La libertà individuale non significa fare tutto ciò che si vuole, quando si vuole, dove si vuole, ignorando le conseguenze. Significa saper convivere in una comunità, sapendo che le proprie azioni hanno un impatto sugli altri.

Un esempio banale ma efficace: se una persona decidesse di non lavarsi mai o di urlare oscenità ogni cinque minuti, potremmo considerarla “libera”. Ma chi vorrebbe trovarsela accanto in un autobus affollato o come collega di ufficio? Probabilmente nessuno. Eppure, in nome della sua “libertà”, dovremmo sopportare.

Lo stesso vale per chi gira in costume da bagno nel centro di una città turistica. Il problema non è il corpo, ma il contesto. Non si tratta di proibizionismo morale, ma di rispetto reciproco. Non tutti hanno piacere di trovarsi accanto qualcuno seminudo mentre fanno la spesa, bevono un caffè o visitano un monumento storico. E hanno diritto a non doverlo subire.

Non solo Sorrento: regole simili in altre città turistiche

Chi grida al “Medioevo” dimentica che Sorrento non è un’eccezione. Firenze, da anni, vieta di sedersi a consumare cibo e bevande sui gradini di piazza della Signoria o di Santa Croce per tutelare i monumenti. A Venezia le sanzioni contro chi consuma cibi e bevande seduto a terra o a torso nudo in piazza San Marco possono arrivare a centinaia di euro. A Roma, è vietato immergersi nelle fontane storiche o camminare a petto nudo nei pressi del Colosseo.

Misure nate per proteggere i luoghi ma anche per arginare comportamenti che spesso degenerano in maleducazione e degrado. Perché, come denunciano i commercianti di Sorrento, non è raro trovarsi clienti che entrano sgocciolanti d’acqua nelle botteghe di ceramiche o nei negozi di abbigliamento, mettendo a rischio la merce. “Non è questione di moralismo – spiega un ristoratore del centro storico – ma di rispetto per chi lavora e per chi visita la città con un comportamento civile”.

Libertà non è maleducazione

Eppure, c’è chi ha parlato di “Stato etico”, chi ha agitato lo spettro del controllo sociale, chi ha rispolverato l’ormai logoro cliché del “Medioevo”. Ma la verità è che le regole sul decoro urbano sono l’esatto opposto del Medioevo: sono uno strumento di civiltà.

Una società matura sa che la libertà non è mai un concetto a senso unico.
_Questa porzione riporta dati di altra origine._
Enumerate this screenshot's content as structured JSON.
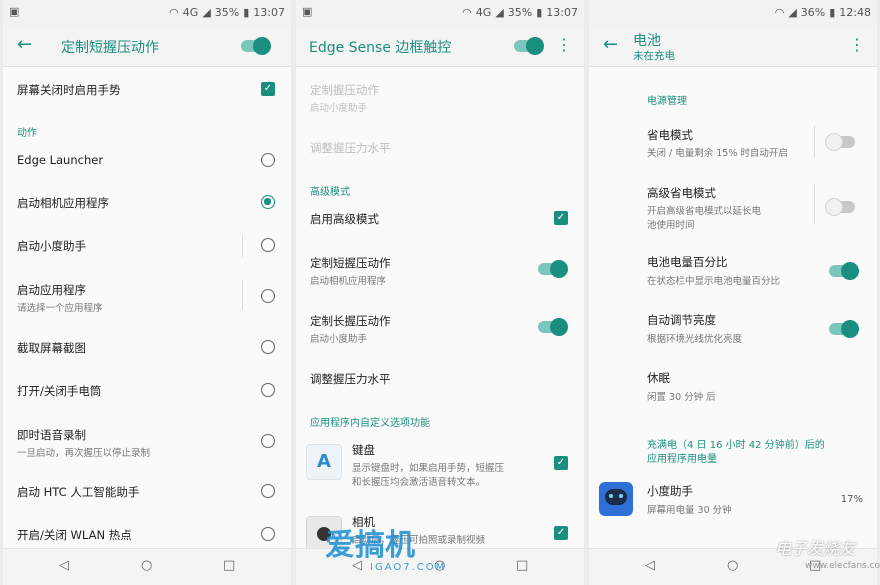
{
  "screen1": {
    "status": {
      "pct": "35%",
      "time": "13:07",
      "net": "4G"
    },
    "title": "定制短握压动作",
    "rows": {
      "screen_off": "屏幕关闭时启用手势",
      "section": "动作",
      "edge_launcher": "Edge Launcher",
      "camera": "启动相机应用程序",
      "xiaodu": "启动小度助手",
      "app": "启动应用程序",
      "app_sub": "请选择一个应用程序",
      "screenshot": "截取屏幕截图",
      "flashlight": "打开/关闭手电筒",
      "voice": "即时语音录制",
      "voice_sub": "一旦启动，再次握压以停止录制",
      "htc_ai": "启动 HTC 人工智能助手",
      "wlan": "开启/关闭 WLAN 热点"
    }
  },
  "screen2": {
    "status": {
      "pct": "35%",
      "time": "13:07",
      "net": "4G"
    },
    "title": "Edge Sense 边框触控",
    "rows": {
      "custom": "定制握压动作",
      "custom_sub": "启动小度助手",
      "adjust_dis": "调整握压力水平",
      "section_adv": "高级模式",
      "enable_adv": "启用高级模式",
      "short": "定制短握压动作",
      "short_sub": "启动相机应用程序",
      "long": "定制长握压动作",
      "long_sub": "启动小度助手",
      "adjust": "调整握压力水平",
      "section_app": "应用程序内自定义选项功能",
      "keyboard": "键盘",
      "keyboard_desc1": "显示键盘时，如果启用手势，短握压",
      "keyboard_desc2": "和长握压均会激活语音转文本。",
      "keyboard_icon": "A",
      "camera": "相机",
      "camera_sub": "启动后，握压可拍照或录制视频"
    }
  },
  "screen3": {
    "status": {
      "pct": "36%",
      "time": "12:48"
    },
    "title": "电池",
    "subtitle": "未在充电",
    "rows": {
      "section_power": "电源管理",
      "saver": "省电模式",
      "saver_sub": "关闭 / 电量剩余 15% 时自动开启",
      "extreme": "高级省电模式",
      "extreme_sub1": "开启高级省电模式以延长电",
      "extreme_sub2": "池使用时间",
      "percent": "电池电量百分比",
      "percent_sub": "在状态栏中显示电池电量百分比",
      "brightness": "自动调节亮度",
      "brightness_sub": "根据环境光线优化亮度",
      "sleep": "休眠",
      "sleep_sub": "闲置 30 分钟 后",
      "section_usage1": "充满电（4 日 16 小时 42 分钟前）后的",
      "section_usage2": "应用程序用电量",
      "xiaodu": "小度助手",
      "xiaodu_sub": "屏幕用电量 30 分钟",
      "xiaodu_pct": "17%"
    }
  },
  "watermark": {
    "text": "爱搞机",
    "url": "IGAO7.COM"
  },
  "watermark2": {
    "text": "电子发烧友",
    "url": "www.elecfans.com"
  },
  "colors": {
    "accent": "#1a8f80",
    "bg": "#fafafa"
  }
}
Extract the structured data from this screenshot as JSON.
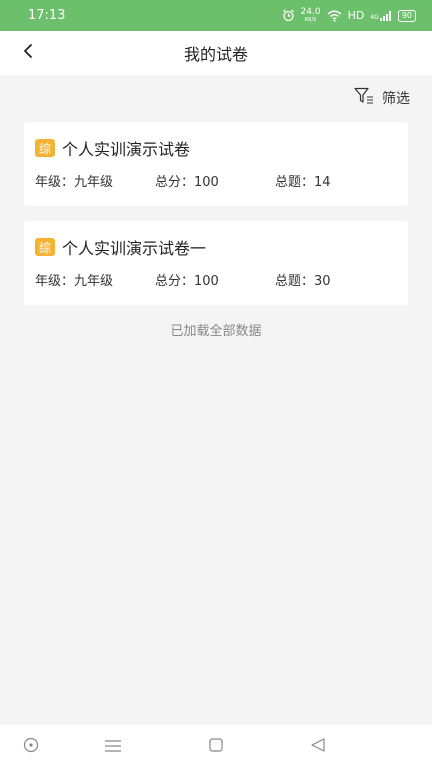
{
  "status_bar": {
    "time": "17:13",
    "net_speed": "24.0",
    "net_unit": "KB/S",
    "hd_label": "HD",
    "signal_label": "4G",
    "battery": "90"
  },
  "header": {
    "title": "我的试卷",
    "back_icon": "chevron-left-icon"
  },
  "filter": {
    "label": "筛选",
    "icon": "filter-icon"
  },
  "papers": [
    {
      "badge": "综",
      "title": "个人实训演示试卷",
      "grade": "年级：九年级",
      "total_score": "总分：100",
      "total_questions": "总题：14"
    },
    {
      "badge": "综",
      "title": "个人实训演示试卷一",
      "grade": "年级：九年级",
      "total_score": "总分：100",
      "total_questions": "总题：30"
    }
  ],
  "footer_note": "已加载全部数据",
  "colors": {
    "status_bar": "#6cc06c",
    "badge": "#f5b335",
    "background": "#f4f4f4"
  },
  "nav_icons": [
    "circle-dot-icon",
    "menu-icon",
    "square-icon",
    "triangle-back-icon"
  ]
}
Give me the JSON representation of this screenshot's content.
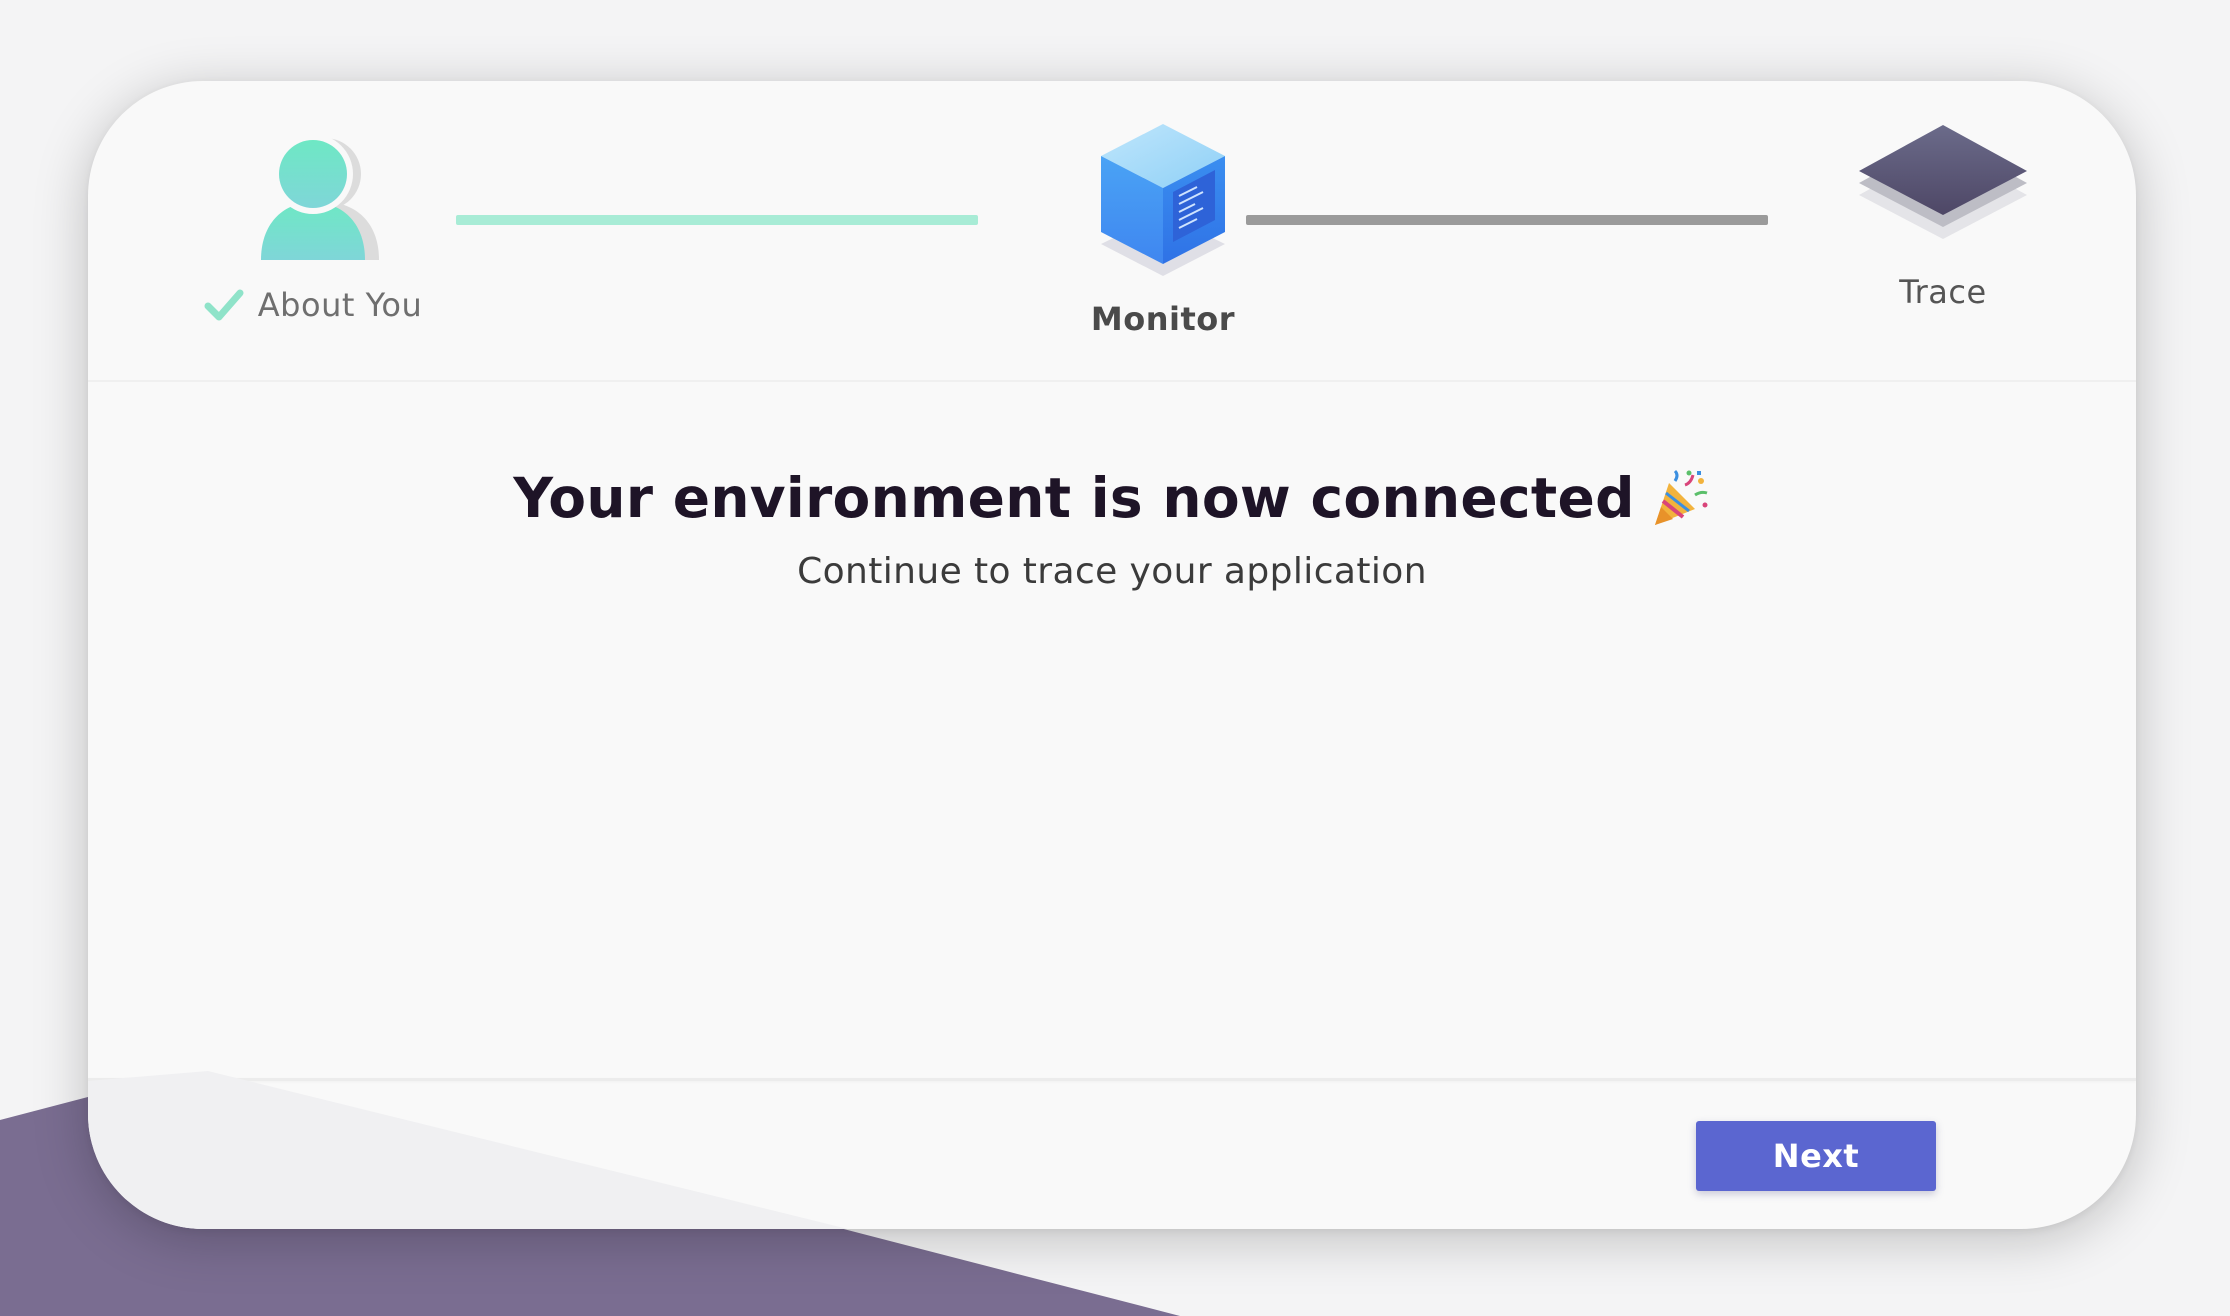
{
  "stepper": {
    "steps": [
      {
        "label": "About You",
        "state": "completed",
        "icon": "user-avatar-icon"
      },
      {
        "label": "Monitor",
        "state": "active",
        "icon": "cube-icon"
      },
      {
        "label": "Trace",
        "state": "upcoming",
        "icon": "layers-icon"
      }
    ],
    "connectors": [
      {
        "state": "completed",
        "color": "#a8ecd6"
      },
      {
        "state": "upcoming",
        "color": "#9b9b9b"
      }
    ]
  },
  "main": {
    "title": "Your environment is now connected",
    "title_emoji": "party-popper-icon",
    "subtitle": "Continue to trace your application"
  },
  "footer": {
    "next_label": "Next"
  },
  "colors": {
    "accent": "#5b66d0",
    "success": "#7ee0c2",
    "background_purple": "#7a6d91",
    "card": "#f9f9f9"
  }
}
È equilibrio tra diritti individuali e diritti collettivi.

Non è Medioevo chiedere rispetto. È semplicemente ricordare che la libertà non è solo quella di fare, ma anche quella di non dover subire tutto.

Che tipo di comunità vogliamo essere? Una in cui ognuno pensa solo a sé stesso, pronto a urlare “è il mio diritto” per qualsiasi comportamento? O una comunità in cui il benessere collettivo conta quanto – se non più – delle piccole comodità individuali?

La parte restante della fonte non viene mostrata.